Both model types have more than 50 ads***

In [None]:
sedan=good_vehicle_df.query('type=="sedan"')
sedan


In [None]:
sedan_scatter=sedan[['price','vehicle_age','avg_mils_per_year','condition']]
sedan_scatter

In [None]:
sns.pairplot(sedan_scatter)

In [None]:
sedan_scatter.corr()

In [None]:
plt.figure(figsize=(15,10))
ax=sns.boxplot(x="transmission", y="price", data=sedan,showfliers = False)
print(sedan['transmission'].value_counts())
plt.show()
plt.figure(figsize=(15,10))
ax=sns.boxplot(x="paint_color", y="price", data=sedan,showfliers = False)
print(sedan['paint_color'].value_counts())

In [None]:
suv=good_vehicle_df.query('type=="SUV"')
suv

In [None]:
suv_for_scatter=suv[['price','vehicle_age','avg_mils_per_year','condition']]
suv_for_scatter

In [None]:
sns.pairplot(suv_for_scatter)

In [None]:
suv_for_scatter.corr()


In [None]:
plt.figure(figsize=(15,10))
ax=sns.boxplot(x="transmission", y="price", data=suv,showfliers = False)
print(suv['transmission'].value_counts())
plt.show()
plt.figure(figsize=(15,10))
ax=sns.boxplot(x="paint_color", y="price", data=suv,showfliers = False)
print(suv['paint_color'].value_counts())

## General conclusion

[List your important conclusions in this final section, make sure they include those that led you to the way you processed and analyzed the data. Cover the missing values, duplicates, outliers and possible reasons and solutions for problematic artifacts that you had to address. Don't forget to remove all bracketed comments before submitting your project.]

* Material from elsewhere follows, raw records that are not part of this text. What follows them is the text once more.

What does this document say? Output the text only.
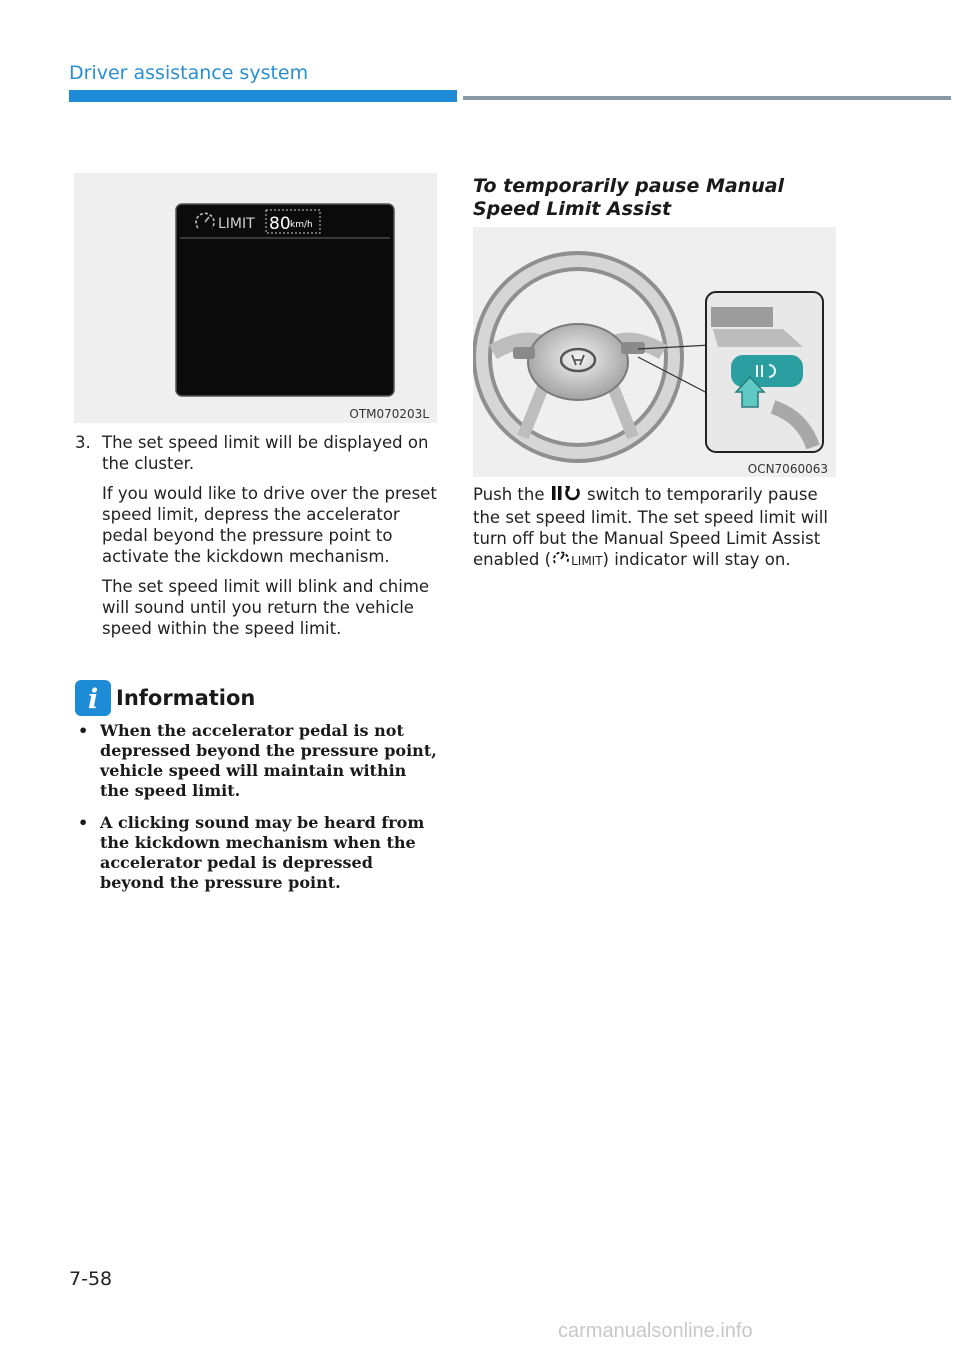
Driver assistance system
LIMIT 80 km/h
OTM070203L
3. The set speed limit will be displayed on the cluster.

If you would like to drive over the preset speed limit, depress the accelerator pedal beyond the pressure point to activate the kickdown mechanism.

The set speed limit will blink and chime will sound until you return the vehicle speed within the speed limit.

i Information
• When the accelerator pedal is not depressed beyond the pressure point, vehicle speed will maintain within the speed limit.
• A clicking sound may be heard from the kickdown mechanism when the accelerator pedal is depressed beyond the pressure point.
To temporarily pause Manual Speed Limit Assist
OCN7060063

Push the	switch to temporarily pause the set speed limit. The set speed limit will turn off but the Manual Speed Limit Assist enabled ( LIMIT) indicator will stay on.

7-58
carmanualsonline.info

We filled missing values in `model_year`and `cylinders` according to the most common value to each model type. \
For `odometer` missing value, we replaced according to the `model_year` and droped one row that had no odometer valur for year 1929.\
For `paint_color`, we filled with `unknown` and for `is_4wd` changed the missimg value with 0 because the data type is Boolean type. That means that if the value is 1, it is true and if it is missing than it is 0 - False.\
We had no duplicates.\
we changed the varibles in `date_posted` to a datetime type.\
we added new columns - `day_of_the_week`,`month_posted`, `year_posted`, `vehicle_age`and `avg_mils_per_year`.\
We changed the categorial variables in `condition`  column to numeric variables.\
We discovered lower outerlier in `condition` column and upper outleiers in `price`, `vehicle_age`, `avg_mils_per_year`, `cylinders`and `condition`. And according to this outliers, we filtered our data with which we will drow the following conclusions:
* We can find more cars that their price is less than 10000.
* Most ads were place on cars that have less than 10 year old.
* The most commun average miles per years is betwen 10000-15000.
* Most commun cylinder is 6, then 8 and 4.
* Most cars are in excellent or good condition.
* Ads have 50 days of life time.
* Top 2 model type that have the most ads are:
    * Sedan
    * SUV

Comparing in top 2 model types `sedan` and `SUV`, we founf the following conclusion that impact on the price:
* As the age does high, the price of the model goes down.
* When the average miles per years and the condition of the car have high values, the price will be raising.
* automatic sedan is higher than manual sedan. But, it's the opposite for the SUV. We can imagine that it can be due to the spare parts of the transmission.
* Orange sedan and black sedan have higher prices. It can be due to custom color dmand or most common color demand.